The only pitcher whose accomplishments at 19 even approached Gooden's was Bob Feller, the farm boy with the heater from Van Meter, Iowa. Feller broke in with Cleveland in 1936 at age 17, and at 19 he struck out 240 batters in 277.2 innings en route to a 17-11 record. But Feller also gave up 208 bases on balls. No control. Gooden last season walked just 73 for a strikeout/walk ratio of 3.78 to 1. Putting that in perspective, Seaver's best strikeout/walk ratio was 4.73 to 1; Koufax's was 5.38 to 1; Bob Gibson's was 4.32 to 1. "Dwight doesn't throw as hard as J.R. Richard or Nolan Ryan did, but he's close," says teammate Rusty Staub. "And he may still develop more speed. But that's not important. His curveball is the pitch. It's virtually un-hittable when it's on—an overmatch. And he'll develop a changeup.
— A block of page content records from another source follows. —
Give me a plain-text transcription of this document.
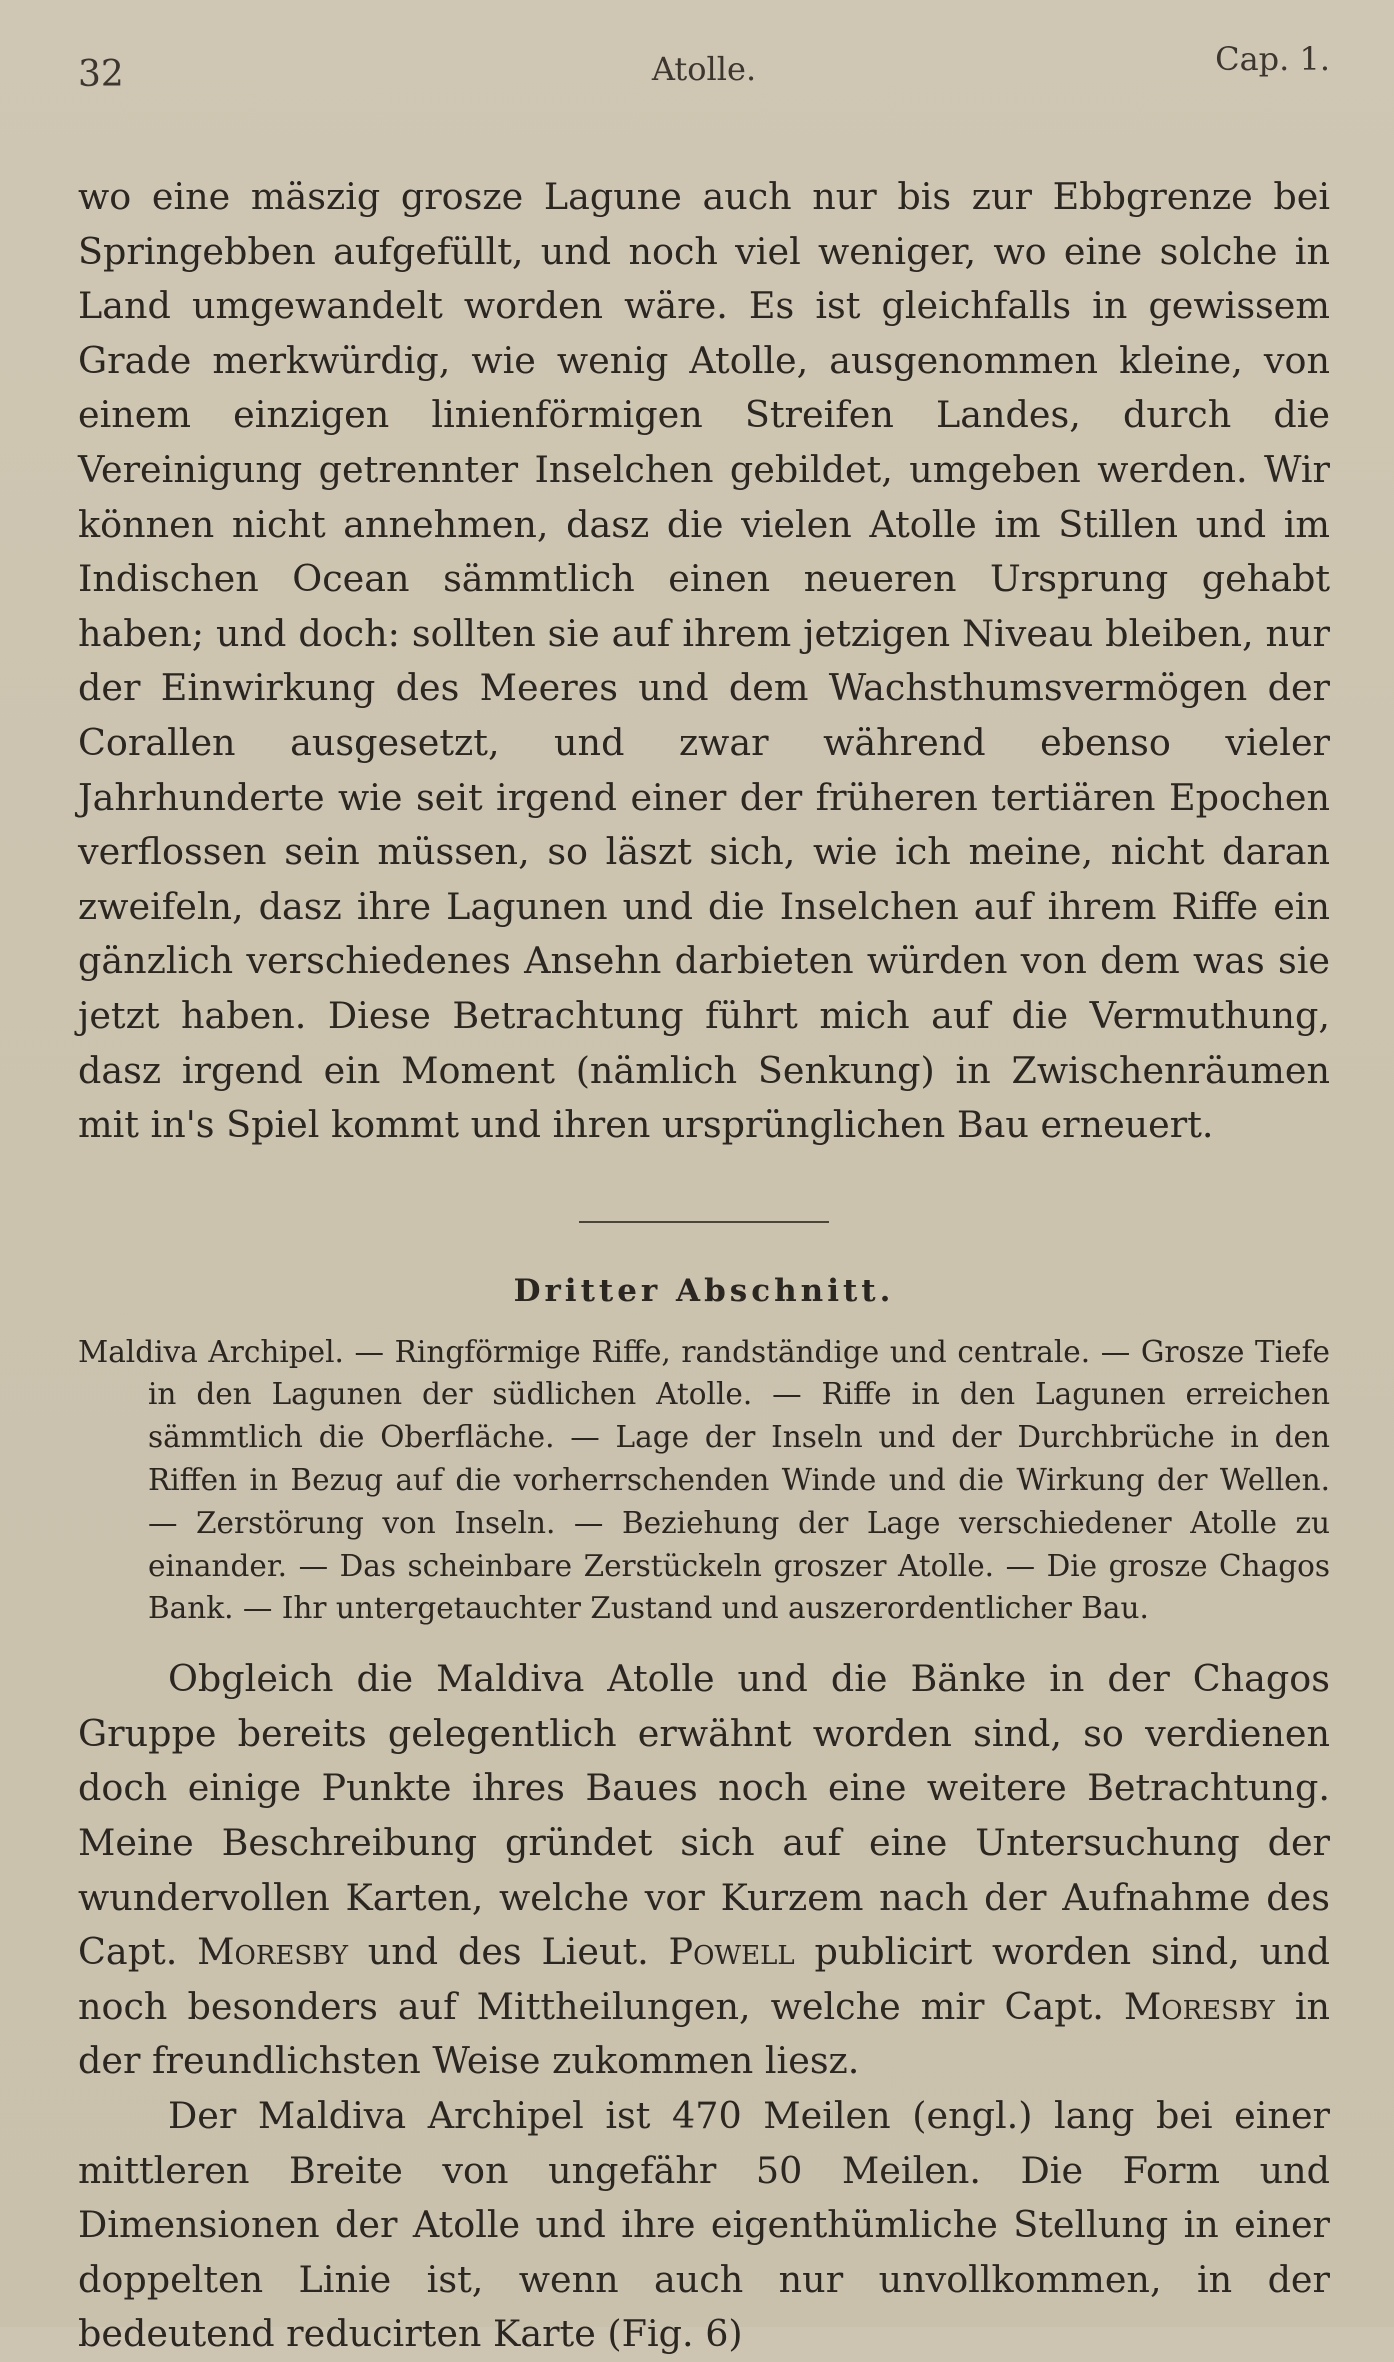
32	Atolle.	Cap. 1.

wo eine mäszig grosze Lagune auch nur bis zur Ebbgrenze bei Springebben aufgefüllt, und noch viel weniger, wo eine solche in Land umgewandelt worden wäre. Es ist gleichfalls in gewissem Grade merkwürdig, wie wenig Atolle, ausgenommen kleine, von einem einzigen linienförmigen Streifen Landes, durch die Vereinigung getrennter Inselchen gebildet, umgeben werden. Wir können nicht annehmen, dasz die vielen Atolle im Stillen und im Indischen Ocean sämmtlich einen neueren Ursprung gehabt haben; und doch: sollten sie auf ihrem jetzigen Niveau bleiben, nur der Einwirkung des Meeres und dem Wachsthumsvermögen der Corallen ausgesetzt, und zwar während ebenso vieler Jahrhunderte wie seit irgend einer der früheren tertiären Epochen verflossen sein müssen, so läszt sich, wie ich meine, nicht daran zweifeln, dasz ihre Lagunen und die Inselchen auf ihrem Riffe ein gänzlich verschiedenes Ansehn darbieten würden von dem was sie jetzt haben. Diese Betrachtung führt mich auf die Vermuthung, dasz irgend ein Moment (nämlich Senkung) in Zwischenräumen mit in's Spiel kommt und ihren ursprünglichen Bau erneuert.

Dritter Abschnitt.
Maldiva Archipel. — Ringförmige Riffe, randständige und centrale. — Grosze Tiefe in den Lagunen der südlichen Atolle. — Riffe in den Lagunen erreichen sämmtlich die Oberfläche. — Lage der Inseln und der Durchbrüche in den Riffen in Bezug auf die vorherrschenden Winde und die Wirkung der Wellen. — Zerstörung von Inseln. — Beziehung der Lage verschiedener Atolle zu einander. — Das scheinbare Zerstückeln groszer Atolle. — Die grosze Chagos Bank. — Ihr untergetauchter Zustand und auszerordentlicher Bau.

Obgleich die Maldiva Atolle und die Bänke in der Chagos Gruppe bereits gelegentlich erwähnt worden sind, so verdienen doch einige Punkte ihres Baues noch eine weitere Betrachtung. Meine Beschreibung gründet sich auf eine Untersuchung der wundervollen Karten, welche vor Kurzem nach der Aufnahme des Capt. Moresby und des Lieut. Powell publicirt worden sind, und noch besonders auf Mittheilungen, welche mir Capt. Moresby in der freundlichsten Weise zukommen liesz.

Der Maldiva Archipel ist 470 Meilen (engl.) lang bei einer mittleren Breite von ungefähr 50 Meilen. Die Form und Dimensionen der Atolle und ihre eigenthümliche Stellung in einer doppelten Linie ist, wenn auch nur unvollkommen, in der bedeutend reducirten Karte (Fig. 6)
He has a chance to be as good a pitcher as there is. As long as he keeps working, keeps his mind on the game. That's what's been amazing to me: the way he's handled all the attention. It's a great credit to his family and coaches that he has all of this composure."
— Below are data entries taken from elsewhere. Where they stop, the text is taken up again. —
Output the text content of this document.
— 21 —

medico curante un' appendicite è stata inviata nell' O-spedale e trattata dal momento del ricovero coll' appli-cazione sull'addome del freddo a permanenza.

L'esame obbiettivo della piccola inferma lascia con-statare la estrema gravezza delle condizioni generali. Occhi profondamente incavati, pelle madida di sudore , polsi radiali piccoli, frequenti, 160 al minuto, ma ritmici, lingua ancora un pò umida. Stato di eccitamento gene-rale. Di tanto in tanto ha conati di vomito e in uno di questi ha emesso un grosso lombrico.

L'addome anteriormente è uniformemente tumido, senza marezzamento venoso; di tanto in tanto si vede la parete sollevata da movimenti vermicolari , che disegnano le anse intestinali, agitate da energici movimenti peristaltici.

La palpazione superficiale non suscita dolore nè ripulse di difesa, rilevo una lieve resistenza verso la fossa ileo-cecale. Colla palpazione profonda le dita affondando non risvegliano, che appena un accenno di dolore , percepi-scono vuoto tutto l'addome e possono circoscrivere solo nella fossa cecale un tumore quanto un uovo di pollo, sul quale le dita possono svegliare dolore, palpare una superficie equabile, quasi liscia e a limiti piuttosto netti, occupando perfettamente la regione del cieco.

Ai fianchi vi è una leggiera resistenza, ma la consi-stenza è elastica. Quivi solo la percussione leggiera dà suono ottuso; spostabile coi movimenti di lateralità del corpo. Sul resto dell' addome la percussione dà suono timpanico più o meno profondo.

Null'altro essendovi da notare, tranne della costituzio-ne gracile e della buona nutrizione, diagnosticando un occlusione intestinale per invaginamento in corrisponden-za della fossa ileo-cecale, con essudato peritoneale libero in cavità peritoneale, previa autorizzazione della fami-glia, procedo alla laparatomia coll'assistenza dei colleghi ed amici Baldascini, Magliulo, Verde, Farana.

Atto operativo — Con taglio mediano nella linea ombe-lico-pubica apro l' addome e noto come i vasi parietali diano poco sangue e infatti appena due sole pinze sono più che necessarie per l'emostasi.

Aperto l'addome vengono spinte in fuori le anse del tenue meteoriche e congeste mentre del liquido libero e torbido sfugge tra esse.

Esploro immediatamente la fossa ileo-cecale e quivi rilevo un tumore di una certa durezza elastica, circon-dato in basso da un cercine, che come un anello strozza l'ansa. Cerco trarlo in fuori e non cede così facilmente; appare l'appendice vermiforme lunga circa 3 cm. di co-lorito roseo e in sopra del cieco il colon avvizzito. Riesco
Ringggg. "Can you believe it?" Dan Gooden, 57, asks, hauling himself out of his chair with some difficulty to—ringggg—answer the phone for the fourth time in seven minutes. He walks with a cane, necessitated by an artificial-hip implant four years ago, and picks up the receiver without relish. "Hello.... Nope.... He be back by seven, seven-thirty. He's at practice now.... I'll tell him." He hangs up with a smile. "Them girls; they call Dwight any time of day or night. Three in the mornin', one called. 'He sleeps at this time of night, child,' I told her. I'm gon' get him his own private number and just leave it ring."
The elder Gooden, father of Shea Stadium's renowned Dr. K, sits down again in the darkened living room, the shades drawn against the bright Florida sunshine. Dwight bought this house for his parents in November—three months before he signed his 1985 contract, a one-year, $335,000 deal that could reach $485,000 with incentive bonuses. It's a one-story, four-bedroom house in a racially mixed neighborhood in northeast Tampa. As usual, the television is on; it babbles away from dawn till dark whether anyone is watching or not. The bookcase beside the television set is haphazardly filled with photographs and trophies, and on the wall beside the bookcase hangs the 1984 National League Rookie of the Year award, a plaque with Ford Frick's head in bas-relief. It looks about as glamorous as a souvenir from the 1964 New York World's Fair. "I thought for sure that one would be a great big fancy thing," Dan Gooden says with a shrug. "That don't seem like much at all." He folds his large, smooth hands. A former belt operator at a chemical plant, he retired 11 years ago because of arthritis in his hip. "You seen Dwight's hands? They're that much bigger'n mine," he says, putting an inch of space between his forefinger and thumb. "They pretty much cover up a baseball."
As you might expect, it was Dan Gooden who introduced Dwight to the sport. The coach of a local semipro team, the Tampa Dodgers, he would take Dwight to the games Sunday afternoons when the boy was so young he had to roll the ball instead of throw it. Pretty soon Dwight was playing catch with his father's ballplayers. By the time he joined his first youth team, as an 8-year-old, he was way ahead of the other players his age. "He never could understand why them other kids couldn't play like him," his father recalls. "He got frustrated and quit his teams when he was eight and nine years old. 'What for you quit?' I asked. He'd say, 'Daddy, they sorry. They play sorry.' I told him, 'Well, they'll get better. But if you quit one more time, that's it. No more baseball.' I don't say much, but when I do, I mean it. He figured he should win every game. But he grew out of it.